A protest over wages that has shut the eastern Libyan oil terminal of Hariga has forced the operator of the Sarir oil field to suspend production of 100,000 barrels per day (bbl/d), an oil company spokesman said on July 19.
Omran al-Zwai, spokesman for Libya's eastern state oil firm AGOCO, said production at the Messla oil field would also be reduced to a minimum within four or five days if exports continued to be blocked from Hariga.
Exports were halted on July 17 after a group of Petroleum Facilities Guard (PFG) travelled to the port to protest over what they said were unpaid salaries. Two tankers have been delayed from loading as attempts are made to mediate the dispute, a port official said.

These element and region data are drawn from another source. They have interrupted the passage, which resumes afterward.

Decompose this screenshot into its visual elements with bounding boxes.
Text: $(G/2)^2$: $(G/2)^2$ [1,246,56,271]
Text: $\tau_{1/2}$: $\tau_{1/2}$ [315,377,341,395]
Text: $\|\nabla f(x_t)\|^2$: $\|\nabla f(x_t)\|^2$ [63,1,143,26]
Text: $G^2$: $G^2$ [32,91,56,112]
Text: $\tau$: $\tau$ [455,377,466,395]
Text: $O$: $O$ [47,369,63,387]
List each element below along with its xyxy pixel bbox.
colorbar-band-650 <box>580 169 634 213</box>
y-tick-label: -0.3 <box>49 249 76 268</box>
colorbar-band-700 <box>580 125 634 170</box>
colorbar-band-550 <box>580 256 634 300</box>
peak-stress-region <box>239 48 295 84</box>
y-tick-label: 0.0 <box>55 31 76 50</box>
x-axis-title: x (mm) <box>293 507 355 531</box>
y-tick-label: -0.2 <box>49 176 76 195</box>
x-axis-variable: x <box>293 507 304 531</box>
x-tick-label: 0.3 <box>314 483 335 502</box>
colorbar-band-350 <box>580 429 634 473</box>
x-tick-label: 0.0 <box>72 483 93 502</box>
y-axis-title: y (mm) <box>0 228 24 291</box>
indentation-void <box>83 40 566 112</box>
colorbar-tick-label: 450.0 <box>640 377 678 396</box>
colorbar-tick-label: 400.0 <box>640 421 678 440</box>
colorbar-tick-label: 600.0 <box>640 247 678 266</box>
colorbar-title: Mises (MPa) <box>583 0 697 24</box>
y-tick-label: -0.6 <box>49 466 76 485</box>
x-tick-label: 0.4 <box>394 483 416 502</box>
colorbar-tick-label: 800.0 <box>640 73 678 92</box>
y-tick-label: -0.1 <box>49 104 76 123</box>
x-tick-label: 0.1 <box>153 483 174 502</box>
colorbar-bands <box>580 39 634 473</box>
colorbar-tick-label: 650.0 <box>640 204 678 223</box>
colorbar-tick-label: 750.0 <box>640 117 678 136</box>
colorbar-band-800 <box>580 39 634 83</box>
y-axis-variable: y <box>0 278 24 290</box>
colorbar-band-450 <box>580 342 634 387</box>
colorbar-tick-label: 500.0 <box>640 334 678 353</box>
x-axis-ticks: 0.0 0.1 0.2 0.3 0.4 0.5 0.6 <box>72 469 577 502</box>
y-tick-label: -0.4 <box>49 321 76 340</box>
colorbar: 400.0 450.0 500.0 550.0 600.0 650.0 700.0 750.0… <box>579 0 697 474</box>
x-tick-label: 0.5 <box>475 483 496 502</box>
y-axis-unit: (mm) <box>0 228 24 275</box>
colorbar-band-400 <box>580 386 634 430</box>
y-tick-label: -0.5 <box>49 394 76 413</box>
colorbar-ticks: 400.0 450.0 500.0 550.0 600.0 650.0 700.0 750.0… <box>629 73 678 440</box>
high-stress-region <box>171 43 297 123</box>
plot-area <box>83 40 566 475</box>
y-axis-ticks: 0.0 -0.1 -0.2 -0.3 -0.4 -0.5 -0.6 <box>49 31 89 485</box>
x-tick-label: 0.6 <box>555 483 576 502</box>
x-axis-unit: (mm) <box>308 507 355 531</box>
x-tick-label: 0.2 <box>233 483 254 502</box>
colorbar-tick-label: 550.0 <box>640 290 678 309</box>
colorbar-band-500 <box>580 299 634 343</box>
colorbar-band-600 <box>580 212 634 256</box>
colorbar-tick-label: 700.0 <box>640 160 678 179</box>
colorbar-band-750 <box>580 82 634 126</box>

Protests, conflict and political quarrels have reduced Libya's oil production sharply since an uprising in the OPEC member five years ago. Output has been fluctuating at less than a quarter of a 2011 high of 1.6 MMbbl/d.
No one at the National Oil Corp. (NOC) in Tripoli was immediately available to comment on how the Hariga protest was affecting daily production.
Several major eastern Libyan terminals remain blockaded by the PFG, a national force that is internally divided. Key units have shifted allegiances between different political factions.
Hariga, with an export capacity of about 120,000 bbl/d, has largely continued to operate smoothly, though the NOC's eastern branch temporarily blocked exports there in May amid a dispute with the rival NOC based in Tripoli.